Method 3: Send Directly from Zoom
Zoom has a built-in option to send the invitation without leaving the app.
- In the Invite window during a live meeting, you can select Email to open a pre-filled draft in your default email client.
- Zoom also lets you invite contacts who are already in your Zoom contacts list — useful for teams or repeat collaborators.
This method works well but is limited: it only works for people already in your email client's ecosystem or your Zoom contacts. For broader sharing, copying the link manually gives you more flexibility.
Method 4: From Zoom's Web Portal
If you scheduled a meeting through zoom.us in a browser rather than the desktop app:
- Log into your account at zoom.us.
- Go to Meetings in the left sidebar.
- Click the name of the meeting.
- Scroll to the Invite Link field and click Copy.
This is especially useful if you're on a shared or managed computer where the desktop app isn't installed.
Method 5: From Google Calendar or Outlook
If you used Zoom's calendar integrations to schedule the meeting, the link is embedded directly in the calendar event.
- Google Calendar: Open the event, and the Zoom join link appears in the event description. Copy and share it from there.
- Outlook: Same principle — the Zoom link is in the event body. You can forward the calendar invite itself, which automatically includes the link.
Forwarding a calendar invite is often the cleanest way to share meeting details because the recipient gets the time, date, and link in a single action.
What to Include When You Share a Zoom Link
Sending just the URL isn't always enough. Depending on your audience, it's good practice to include:
| Detail | Why It Matters |
|---|---|
| Join URL | The direct link to enter the meeting |
| Meeting ID | Useful if joining manually through the Zoom app |
| Passcode | Required if not embedded in the link |
| Date and time (with time zone) | Prevents confusion for cross-region meetings |
| Dial-in number | For participants joining by phone |
Zoom's Copy Invitation feature pulls all of this together automatically, which is why it's usually the safest option when you're unsure what the recipient needs.
Common Issues When Sharing Zoom Links
The link expires. Zoom links for scheduled meetings are tied to that specific meeting instance. If you reschedule, the link changes — unless you're using a Personal Meeting Room (PMI), which has a permanent URL.
The passcode isn't embedded. Some Zoom account settings separate the passcode from the URL for security reasons. If recipients are getting a passcode prompt they weren't expecting, share the passcode alongside the link.

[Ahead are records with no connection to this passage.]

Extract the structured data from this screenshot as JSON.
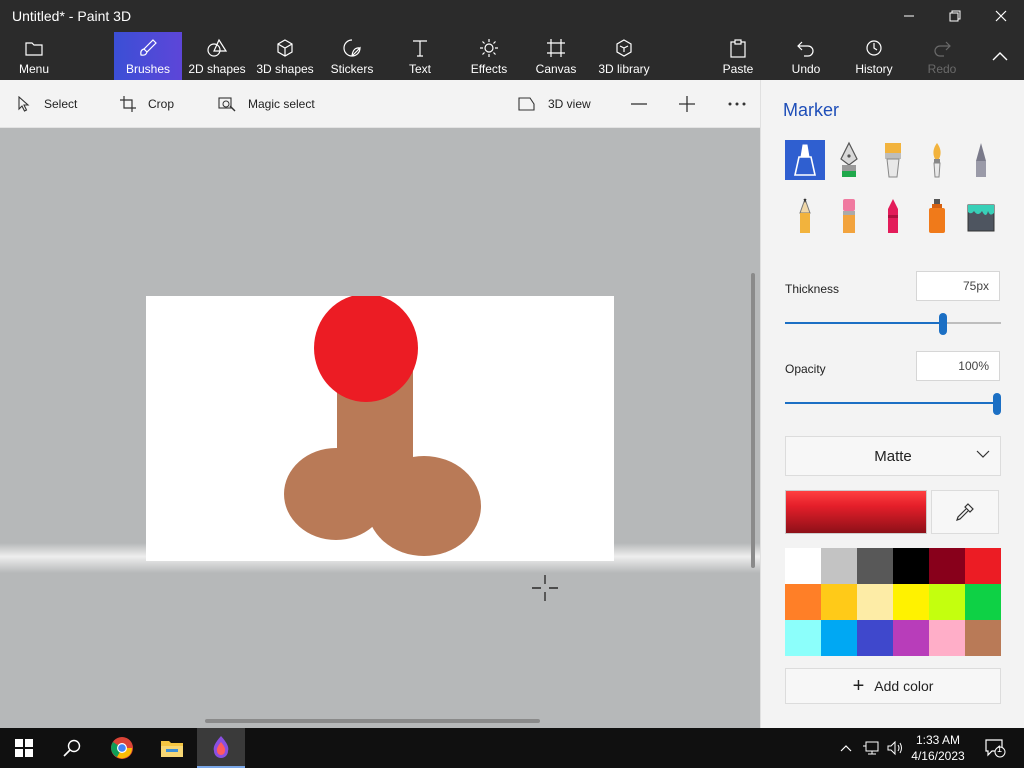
{
  "window": {
    "title": "Untitled* - Paint 3D"
  },
  "ribbon": {
    "items": [
      {
        "label": "Menu",
        "icon": "folder-icon"
      },
      {
        "label": "Brushes",
        "icon": "brush-icon",
        "active": true
      },
      {
        "label": "2D shapes",
        "icon": "shapes-2d-icon"
      },
      {
        "label": "3D shapes",
        "icon": "cube-icon"
      },
      {
        "label": "Stickers",
        "icon": "sticker-icon"
      },
      {
        "label": "Text",
        "icon": "text-icon"
      },
      {
        "label": "Effects",
        "icon": "sun-icon"
      },
      {
        "label": "Canvas",
        "icon": "canvas-icon"
      },
      {
        "label": "3D library",
        "icon": "library-icon"
      },
      {
        "label": "Paste",
        "icon": "clipboard-icon"
      },
      {
        "label": "Undo",
        "icon": "undo-icon"
      },
      {
        "label": "History",
        "icon": "history-icon"
      },
      {
        "label": "Redo",
        "icon": "redo-icon",
        "disabled": true
      }
    ]
  },
  "toolbar": {
    "select": "Select",
    "crop": "Crop",
    "magic_select": "Magic select",
    "view3d": "3D view"
  },
  "panel": {
    "title": "Marker",
    "thickness_label": "Thickness",
    "thickness_value": "75px",
    "thickness_fraction": 0.73,
    "opacity_label": "Opacity",
    "opacity_value": "100%",
    "opacity_fraction": 1.0,
    "finish": "Matte",
    "add_color": "Add color",
    "current_color": "#e51f2a",
    "palette": [
      "#ffffff",
      "#c3c3c3",
      "#585858",
      "#000000",
      "#88001b",
      "#ec1c24",
      "#ff7f27",
      "#ffca18",
      "#fdeca6",
      "#fff200",
      "#c4ff0e",
      "#0ed145",
      "#8cfffb",
      "#00a8f3",
      "#3f48cc",
      "#b83dba",
      "#ffaec8",
      "#b97a57"
    ]
  },
  "drawing": {
    "head_color": "#ec1c24",
    "body_color": "#b97a57"
  },
  "taskbar": {
    "time": "1:33 AM",
    "date": "4/16/2023",
    "notifications": "1"
  }
}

Participants can't click the link. In some messaging apps or email clients, long URLs get broken across lines or stripped of their formatting. Shortening the link or using a hyperlink can help. 📋
Personal Meeting Room vs. Scheduled Meeting Links
This distinction matters a lot for how you share links.
- A Personal Meeting Room (PMI) link is permanent — it never changes. It's convenient for recurring check-ins but less secure because anyone who has the link from a previous meeting can still use it.
- A scheduled meeting link is generated fresh for each meeting. It's better for one-time events, client calls, or anything that shouldn't be accessible outside a specific time window.
Which one makes more sense for your situation depends on how often you meet with the same group, your organization's security requirements, and whether you need tighter control over who can join and when.